Это бывает. При нестерпимой зубной боли люди бьются же головой об стену, чтоб новой болью заглушить прежнюю.
— Победа!!!
На набережной раздался стук копыт. Василий Иванович насторожился. Мимо проскакала какая-то незнакомая кавалькада.
— Пошляки! — выругал их Василий Иванович. — Да ведь они боятся настоящего-то чувства, настоящей страсти, которая бы в одну минуту захватила, перевернула человека, — в одну минуту другим человеком его сделала. Да вы не улыбайтесь! — вдруг ни с того ни с сего обратился он ко мне. — Нечего улыбаться. Бывает это. Бывает, что захватит тебя, перевернёт всю душу. Действительно, сожжёшь сразу всё, чему поклонялся. Себе в душу заглянешь, самого себя не узнаешь: да это какой-то другой человек. И начнёт этот другой человек жить по-новому… Сам удивляешься, а чувствуешь, что иначе жить не можешь: охватила его страсть и тянет и влечёт неумолимо, неотразимо. И страшно… и всё-таки чувствуешь, что цель жизни есть.

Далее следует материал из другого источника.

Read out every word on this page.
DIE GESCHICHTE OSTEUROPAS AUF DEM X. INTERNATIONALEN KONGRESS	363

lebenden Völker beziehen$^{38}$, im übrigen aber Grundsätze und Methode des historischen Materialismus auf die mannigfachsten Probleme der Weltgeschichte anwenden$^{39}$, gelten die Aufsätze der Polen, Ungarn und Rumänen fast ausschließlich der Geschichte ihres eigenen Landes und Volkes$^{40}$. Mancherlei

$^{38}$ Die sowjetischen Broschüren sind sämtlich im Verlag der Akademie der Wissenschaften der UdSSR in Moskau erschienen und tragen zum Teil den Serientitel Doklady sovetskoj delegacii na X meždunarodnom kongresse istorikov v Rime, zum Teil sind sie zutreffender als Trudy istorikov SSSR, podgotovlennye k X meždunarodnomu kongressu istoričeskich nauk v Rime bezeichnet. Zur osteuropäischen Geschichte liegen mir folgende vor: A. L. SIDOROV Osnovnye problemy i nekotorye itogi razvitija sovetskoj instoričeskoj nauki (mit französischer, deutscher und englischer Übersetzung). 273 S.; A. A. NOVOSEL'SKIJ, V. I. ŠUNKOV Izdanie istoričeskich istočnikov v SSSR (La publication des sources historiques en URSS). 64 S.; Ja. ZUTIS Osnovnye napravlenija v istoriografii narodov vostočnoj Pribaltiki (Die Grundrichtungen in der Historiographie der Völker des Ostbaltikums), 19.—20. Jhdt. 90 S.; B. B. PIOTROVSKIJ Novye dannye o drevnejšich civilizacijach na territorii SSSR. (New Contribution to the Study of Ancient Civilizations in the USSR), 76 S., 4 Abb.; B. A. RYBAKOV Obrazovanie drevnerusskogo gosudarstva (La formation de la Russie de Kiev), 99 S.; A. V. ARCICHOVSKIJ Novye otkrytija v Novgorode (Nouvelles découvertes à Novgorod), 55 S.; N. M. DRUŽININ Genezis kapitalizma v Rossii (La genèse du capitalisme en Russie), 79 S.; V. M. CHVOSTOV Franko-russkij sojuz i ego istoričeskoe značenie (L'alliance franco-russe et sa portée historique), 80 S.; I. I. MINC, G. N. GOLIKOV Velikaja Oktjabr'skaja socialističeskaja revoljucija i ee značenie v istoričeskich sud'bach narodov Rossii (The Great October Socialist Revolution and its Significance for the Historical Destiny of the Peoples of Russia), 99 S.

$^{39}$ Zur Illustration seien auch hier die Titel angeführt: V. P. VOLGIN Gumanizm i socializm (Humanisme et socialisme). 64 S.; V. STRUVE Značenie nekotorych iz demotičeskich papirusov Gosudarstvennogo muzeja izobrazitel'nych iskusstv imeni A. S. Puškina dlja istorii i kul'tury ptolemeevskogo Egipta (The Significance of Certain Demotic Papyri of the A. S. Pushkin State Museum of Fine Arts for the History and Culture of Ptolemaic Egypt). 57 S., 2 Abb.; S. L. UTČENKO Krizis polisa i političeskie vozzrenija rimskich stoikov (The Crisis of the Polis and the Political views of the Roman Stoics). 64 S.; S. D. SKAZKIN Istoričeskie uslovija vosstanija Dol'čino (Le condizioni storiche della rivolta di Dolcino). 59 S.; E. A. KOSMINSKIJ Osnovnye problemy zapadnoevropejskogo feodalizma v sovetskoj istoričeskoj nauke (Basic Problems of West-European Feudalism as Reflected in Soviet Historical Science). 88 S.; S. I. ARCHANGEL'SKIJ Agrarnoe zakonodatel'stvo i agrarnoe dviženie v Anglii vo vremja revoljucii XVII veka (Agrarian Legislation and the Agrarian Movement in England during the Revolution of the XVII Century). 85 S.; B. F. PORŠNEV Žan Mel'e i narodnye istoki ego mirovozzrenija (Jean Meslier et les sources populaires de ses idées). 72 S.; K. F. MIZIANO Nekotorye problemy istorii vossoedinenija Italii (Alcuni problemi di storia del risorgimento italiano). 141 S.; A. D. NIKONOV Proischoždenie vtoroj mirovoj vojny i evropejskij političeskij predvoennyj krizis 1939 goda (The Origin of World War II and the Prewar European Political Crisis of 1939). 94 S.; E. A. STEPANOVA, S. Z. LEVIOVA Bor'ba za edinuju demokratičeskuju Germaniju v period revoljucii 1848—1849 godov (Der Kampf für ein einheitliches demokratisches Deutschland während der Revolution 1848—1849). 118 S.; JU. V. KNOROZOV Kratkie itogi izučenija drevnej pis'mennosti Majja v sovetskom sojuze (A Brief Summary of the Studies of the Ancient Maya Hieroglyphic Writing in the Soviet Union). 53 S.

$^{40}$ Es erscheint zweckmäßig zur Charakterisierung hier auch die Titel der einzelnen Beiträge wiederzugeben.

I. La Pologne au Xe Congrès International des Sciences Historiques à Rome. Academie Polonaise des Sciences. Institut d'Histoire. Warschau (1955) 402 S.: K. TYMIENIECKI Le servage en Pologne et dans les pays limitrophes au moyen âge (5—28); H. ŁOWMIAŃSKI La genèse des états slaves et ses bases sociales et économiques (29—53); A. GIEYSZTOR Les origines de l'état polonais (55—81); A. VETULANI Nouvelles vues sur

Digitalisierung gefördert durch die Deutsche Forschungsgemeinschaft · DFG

— А они не могут! — вдруг закончил он. — А кажется, где бы и перерождаться, как не здесь? Где бы и глотать поэзию жадно раскрытым сердцем, как не здесь. Ведь посмотрите крутом: вся поэзия, и это померкнувшее море, и эти розоватые облачка заката, и последние лучи на вершинах гор… А они пошлости говорят, да ещё себя же Дон Жуанами считают! Да ведь Дон Жуан-то перерождался с каждой любимой женщиной, ведь он с каждой становился другим человеком, ведь вы его посмотрите с Лаурой и Донной-Анной. Разве это один и тот же человек? Вы прочтите, подумайте, вникните в эти чудные стихи. А правда чудно это у Пушкина?